すっかり葉を落とした林の枝越しに見る、冬晴れの空の青の清々しさ。
武相荘には葺き替えで生じた古茅を、堆肥として活用する畑はもうありません。
古茅は丁稚のワカモノたちが、茅運びの合間を縫ってカブトムシの幼虫と一緒に、竹薮にきれいに敷きつめました。
個人的な好みなのですが、人間が型にはめたような作為的な公園には落ち着けない一方、全くの成り行きに任せたままの自然には「荒んだ」印象を覚えてしまいます。
自然とともにある人の営みが、積み重ねられてできたような風景が好きです。
僕としてはこの竹薮は、古茅=建築廃材(ゴミ)が捨てられる前より「美しく」なったと感じるのですが、いかがなものでしょうか。
毎度のことながら棟まで葺き上がってみると、毎日少しずつの作業の積み重ねでこれだけ大きなものが出来たものだと、あらためて我ながら感心してしまいます。
作業は終盤のヤマ、棟収めへと続きます。
竹やぶ素敵になりましたね。
美しい「庭」だとおもいます。
白州正子さんがみたら喜ぶのではないかと思いました。
屋根屋さんのおっしゃるとおり、もともと人間がつくった人為的な自然は手を入れてあげないと(しかし、やりすぎず)荒れた感じになってしまいますよね。
特に竹やぶの地面は竹の皮がなかなか朽ちず残ってしまいますから、その感が強い気がします。
ceico さん、コメントありがとうございます。
本職の方に誉めて頂ければ、こだわってきれいに敷きつめたらしい丁稚のワカモノ達も喜ぶと思います。
以前、枝打ちについて頂いたコメントに、慌てて頓珍漢なリコメントしてしまいましたが、自然のままに枝を伸ばした木の姿は、人には決して作れない美しさだと思っています。
特にこの季節、落葉樹は枝振りがよく見えるようになって、身近な木が葉のある時期には思いもよらない「冬美人」だったことに驚かされて楽しいです。
しかし、群れとして林になった場合、自然のままに茂る原生照葉樹林よりも、手入れが行き届き林床に明るい日差しの届く雑木林により強く惹かれます。
雑木林の林床も自然に落ち葉が降り積もっているのも良いのですが、落ち葉が掃き集められて所々に山をつくっていたりすると、さらに愛しい気持ちになります。
そこに暮らす人の気持ちが、風景の中に滲み出しているからだと思います。
武相荘に限らず茅葺き民家が、その庭や周りの環境と深く繋がっている風景を絶やすことの無いように、微力を尽くして行きたいと思います。
屋根屋さんのことばには、体を使って丁寧に仕事をされた人だからこそ感じることや、ほんものの響きが伝わり、はっとします。
いつも自然の中におられるのですね!
葉が落ちて、枝だけになった木々たちを見て「冬美人」だなんて、すてきですね。

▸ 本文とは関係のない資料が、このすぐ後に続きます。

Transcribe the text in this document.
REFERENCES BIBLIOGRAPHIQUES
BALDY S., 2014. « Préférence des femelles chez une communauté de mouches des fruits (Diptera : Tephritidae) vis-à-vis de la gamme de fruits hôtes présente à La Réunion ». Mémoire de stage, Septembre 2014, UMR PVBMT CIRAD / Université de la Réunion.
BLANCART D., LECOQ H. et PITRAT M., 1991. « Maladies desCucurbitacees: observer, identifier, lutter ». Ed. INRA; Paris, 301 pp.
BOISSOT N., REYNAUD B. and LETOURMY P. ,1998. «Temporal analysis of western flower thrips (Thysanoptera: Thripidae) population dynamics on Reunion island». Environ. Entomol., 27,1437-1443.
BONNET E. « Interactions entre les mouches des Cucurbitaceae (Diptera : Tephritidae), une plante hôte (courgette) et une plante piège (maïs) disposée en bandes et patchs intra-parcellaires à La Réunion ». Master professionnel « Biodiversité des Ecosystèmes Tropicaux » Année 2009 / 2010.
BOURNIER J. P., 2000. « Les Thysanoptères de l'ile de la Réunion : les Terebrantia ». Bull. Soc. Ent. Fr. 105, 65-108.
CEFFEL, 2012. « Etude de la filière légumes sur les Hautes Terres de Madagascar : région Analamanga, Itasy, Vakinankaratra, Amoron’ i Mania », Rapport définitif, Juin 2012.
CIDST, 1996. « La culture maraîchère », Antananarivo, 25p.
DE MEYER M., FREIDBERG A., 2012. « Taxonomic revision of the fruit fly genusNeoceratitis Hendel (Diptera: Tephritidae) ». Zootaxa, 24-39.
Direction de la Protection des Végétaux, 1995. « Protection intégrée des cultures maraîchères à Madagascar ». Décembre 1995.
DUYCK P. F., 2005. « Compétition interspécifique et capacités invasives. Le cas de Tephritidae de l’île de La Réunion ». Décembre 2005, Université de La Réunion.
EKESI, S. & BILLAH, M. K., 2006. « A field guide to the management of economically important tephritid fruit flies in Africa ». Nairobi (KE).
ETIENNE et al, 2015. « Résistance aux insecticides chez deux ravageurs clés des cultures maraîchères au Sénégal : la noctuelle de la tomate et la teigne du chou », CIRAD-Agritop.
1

屋根屋さんの感性に触れた想いがします!
ありがとうございます!
とまとん さん、コメントありがとうございます。
お誉め頂いて恐縮です。それほどたいしたものではありませんが・・・
武相荘の庭に立派な柿の木があるのですが、カキなんかは典型的な冬美人だと思います。
サクラやケヤキも街中では剪定されておとなしいかたちにまとまっていますが、たまに田舎の村はずれなどで気持ち良く枝を伸ばした木の冬枯れの姿の良さに驚かされて楽しいです。